Opisanie Swiata - Verônica Stigger




 Imaginação, memórias, viagem

Com um título quase impronunciável, cuja tradução se descobre ao final (“Descrição do mundo”), o livro da escritora gaúcha Verônica Stigger (publicado pela editora Sesi-SP, em 2018, com uma capa tão difícil quanto o título), é um convite a uma viagem não só alucinógena, daquelas que é possível experienciar depois de um baseado, como também literal, por narrar relações humanas num navio da Europa ao Brasil na primeira metade do século XX.

A edição é muito bonita, com imagens ilustrativas de postais ou de anúncios de jornais, e com páginas em diferentes cores e tonalidades, o que traz alguma leveza e encantamento ao suporte material.

Imaginação parece não faltar à Verônica Stigger, pois a capacidade inventiva das ações, do desenrolar dos processos ou, principalmente, da caracterização dos personagens é fantástica (ver, por exemplo, p. 101). Essa profusão imaginativa dá margem também à percepção de ausência de clareza de uma temporalidade específica, pois se a tônica está pautada nas primeiras décadas do século XX, em determinada passagem, a narradora/autora refere jogos e brincadeiras típica dos anos 1980 (p. 110). O mesmo vale para outros aspectos: a trama é construída no realismo, com uma preocupação com o “real”, o verossímel, com altas doses de fantástico e maravilhoso.

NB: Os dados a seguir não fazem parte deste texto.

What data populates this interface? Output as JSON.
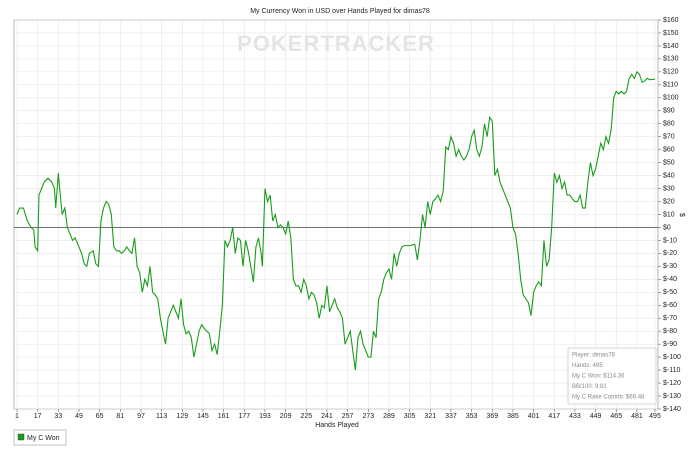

A narrativa não conhece um único tom e ritmo e tem diferentes narradores, ora em primeira, ora em terceira pessoa. Com altos e baixos, o leitor vai sendo conduzido e provocado, de modo que diversos sentimentos podem ser aflorados ao longo da leitura, como aborrecimento, empolgação, comoção e melancolia.  

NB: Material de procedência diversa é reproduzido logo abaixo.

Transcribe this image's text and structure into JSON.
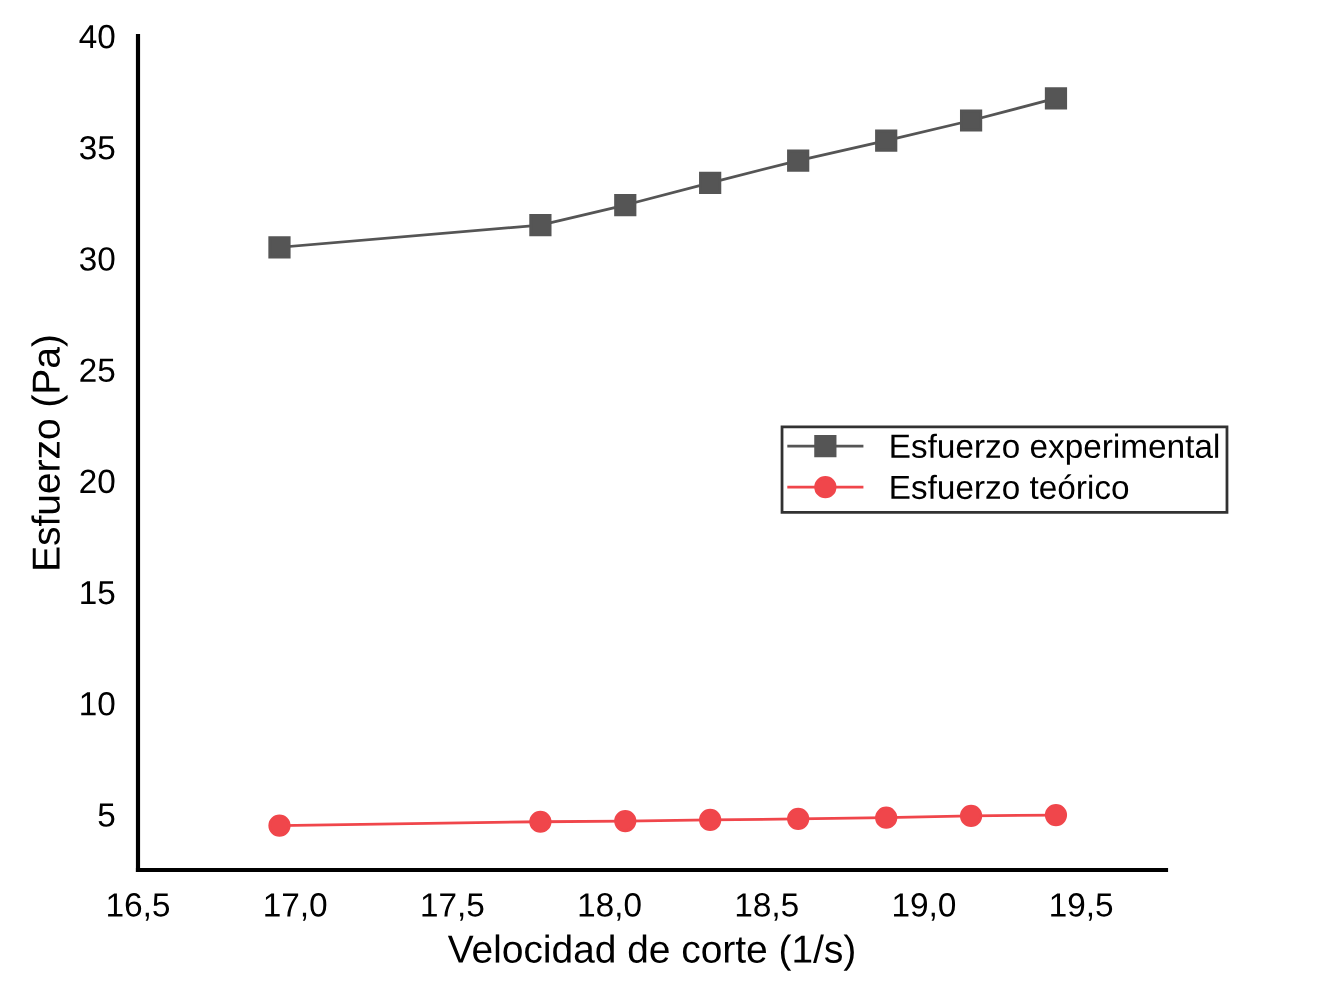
{
  "chart_data": {
    "type": "line",
    "xlabel": "Velocidad de corte (1/s)",
    "ylabel": "Esfuerzo (Pa)",
    "x": [
      16.95,
      17.78,
      18.05,
      18.32,
      18.6,
      18.88,
      19.15,
      19.42
    ],
    "series": [
      {
        "name": "Esfuerzo experimental",
        "color": "#555555",
        "marker": "square",
        "values": [
          30.5,
          31.5,
          32.4,
          33.4,
          34.4,
          35.3,
          36.2,
          37.2
        ]
      },
      {
        "name": "Esfuerzo teórico",
        "color": "#f0464b",
        "marker": "circle",
        "values": [
          4.5,
          4.67,
          4.7,
          4.75,
          4.8,
          4.85,
          4.93,
          4.97
        ]
      }
    ],
    "xlim": [
      16.5,
      19.77
    ],
    "ylim": [
      2.5,
      40
    ],
    "xticks": [
      {
        "value": 16.5,
        "label": "16,5"
      },
      {
        "value": 17.0,
        "label": "17,0"
      },
      {
        "value": 17.5,
        "label": "17,5"
      },
      {
        "value": 18.0,
        "label": "18,0"
      },
      {
        "value": 18.5,
        "label": "18,5"
      },
      {
        "value": 19.0,
        "label": "19,0"
      },
      {
        "value": 19.5,
        "label": "19,5"
      }
    ],
    "yticks": [
      5,
      10,
      15,
      20,
      25,
      30,
      35,
      40
    ],
    "grid": false,
    "legend": "right",
    "line_style": "solid"
  }
}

Teoricamente, dois são os principais personagens, Opalka e Bopp, que se encontram na Europa às vésperas da Segunda Guerra Mundial (embora a autora não mencione) e, juntos viajam ao Brasil para visitar o filho de Opalka que está hospitalizado em fase terminal, em Manaus. Mas ao longo da trama, surgem diversos personagens e parece que pequenos contos são costurados à história, sendo que os personagens Opalka e Bopp quase desaparecem ou são inseridos num esforço de coincidência ou naturalidade. O que incita a leitura é a curiosidade sobre o possível encontro entre Opalka e seu filho doente, mas os pequenos contos inseridos, às vezes parecem sem propósitos claros, como o colocado entre as páginas 81 e 83. De toda forma, a despreocupação da autora em narrar uma história encerrada em práticas e comportamentos condizentes com a experiência humana do início do século XX, permite se divertir com a conjugação de atitudes, sentimentos e relações afetivas típicas da contemporaneidade.

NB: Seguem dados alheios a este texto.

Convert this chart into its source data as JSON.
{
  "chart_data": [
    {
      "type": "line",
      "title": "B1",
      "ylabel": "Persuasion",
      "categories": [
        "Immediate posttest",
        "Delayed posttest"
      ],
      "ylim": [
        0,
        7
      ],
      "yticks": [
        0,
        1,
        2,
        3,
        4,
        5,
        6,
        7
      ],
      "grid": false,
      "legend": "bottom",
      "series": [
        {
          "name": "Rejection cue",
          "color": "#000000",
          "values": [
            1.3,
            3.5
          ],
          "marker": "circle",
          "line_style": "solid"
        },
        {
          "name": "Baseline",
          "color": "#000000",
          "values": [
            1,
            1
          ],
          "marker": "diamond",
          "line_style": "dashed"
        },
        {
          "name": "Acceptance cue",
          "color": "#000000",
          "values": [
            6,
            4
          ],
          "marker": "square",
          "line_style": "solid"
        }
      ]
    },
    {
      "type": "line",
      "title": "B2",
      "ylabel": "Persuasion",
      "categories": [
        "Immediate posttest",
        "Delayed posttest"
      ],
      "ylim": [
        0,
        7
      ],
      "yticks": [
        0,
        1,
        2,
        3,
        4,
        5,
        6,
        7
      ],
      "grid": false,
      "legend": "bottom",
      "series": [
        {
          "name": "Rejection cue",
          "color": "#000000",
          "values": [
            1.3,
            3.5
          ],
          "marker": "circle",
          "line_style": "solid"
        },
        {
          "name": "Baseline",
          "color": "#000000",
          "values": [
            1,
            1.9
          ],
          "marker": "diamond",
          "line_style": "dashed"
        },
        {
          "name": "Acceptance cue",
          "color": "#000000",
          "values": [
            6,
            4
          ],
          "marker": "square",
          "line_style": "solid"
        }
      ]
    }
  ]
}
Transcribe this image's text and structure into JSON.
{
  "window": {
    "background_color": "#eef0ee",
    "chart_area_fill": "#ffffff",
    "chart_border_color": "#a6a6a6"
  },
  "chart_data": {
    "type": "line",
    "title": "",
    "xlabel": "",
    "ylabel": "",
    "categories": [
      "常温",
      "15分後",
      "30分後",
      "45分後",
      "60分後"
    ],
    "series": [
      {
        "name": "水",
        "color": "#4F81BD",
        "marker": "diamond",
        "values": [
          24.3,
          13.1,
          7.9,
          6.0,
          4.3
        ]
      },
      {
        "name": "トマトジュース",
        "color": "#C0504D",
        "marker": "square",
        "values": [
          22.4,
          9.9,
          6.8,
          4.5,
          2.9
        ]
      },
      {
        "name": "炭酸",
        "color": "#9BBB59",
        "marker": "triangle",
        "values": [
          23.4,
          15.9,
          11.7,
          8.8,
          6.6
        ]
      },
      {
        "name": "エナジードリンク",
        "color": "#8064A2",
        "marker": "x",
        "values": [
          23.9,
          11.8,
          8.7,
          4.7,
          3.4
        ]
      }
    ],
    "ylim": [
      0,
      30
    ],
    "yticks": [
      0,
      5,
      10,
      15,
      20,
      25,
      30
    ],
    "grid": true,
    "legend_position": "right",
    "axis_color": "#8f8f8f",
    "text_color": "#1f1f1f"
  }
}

O modo como a narradora/autora descreve as características físicas e emocionais dos personagens, toda vez que aparece um novo sujeito, é absolutamente criativo, mas parece quebrar a fluidez da narrativa, tornando-se cansativo. Por vezes, pegava-me distraído e tinha que ler novamente um parágrafo ou uma página inteira para entender o fluxo. Particularmente, gosto de ir descobrindo o personagens ao longo da história.

Em toda obra, o personagem Bopp parece ganhar apreço e admiração da narradora, mas especialmente no final (p. 146-147). Ele é comunicativo, às vezes inconveniente, metido, curioso e debochado, e tem ainda uma peculiaridade própria de como os europeus enxergam os brasileiros: é folgado. Ao longo da narrativa, vai se revelando sensível e poeta, mas também chato e (sutilmente?) machista (p. 72), homofóbico e gordofóbico (p. 49).

A mensagem que o livro parece trazer é a das memórias e dos afetos das relações entre pais e filhos e a própria obra é dedicada por Stigger a seu pai. Do que é possível concluir também que o enredo pode ser encarado como as memórias da autora não somente das suas viagens e descobertas, mas fundamentalmente da sua relação com seu pai.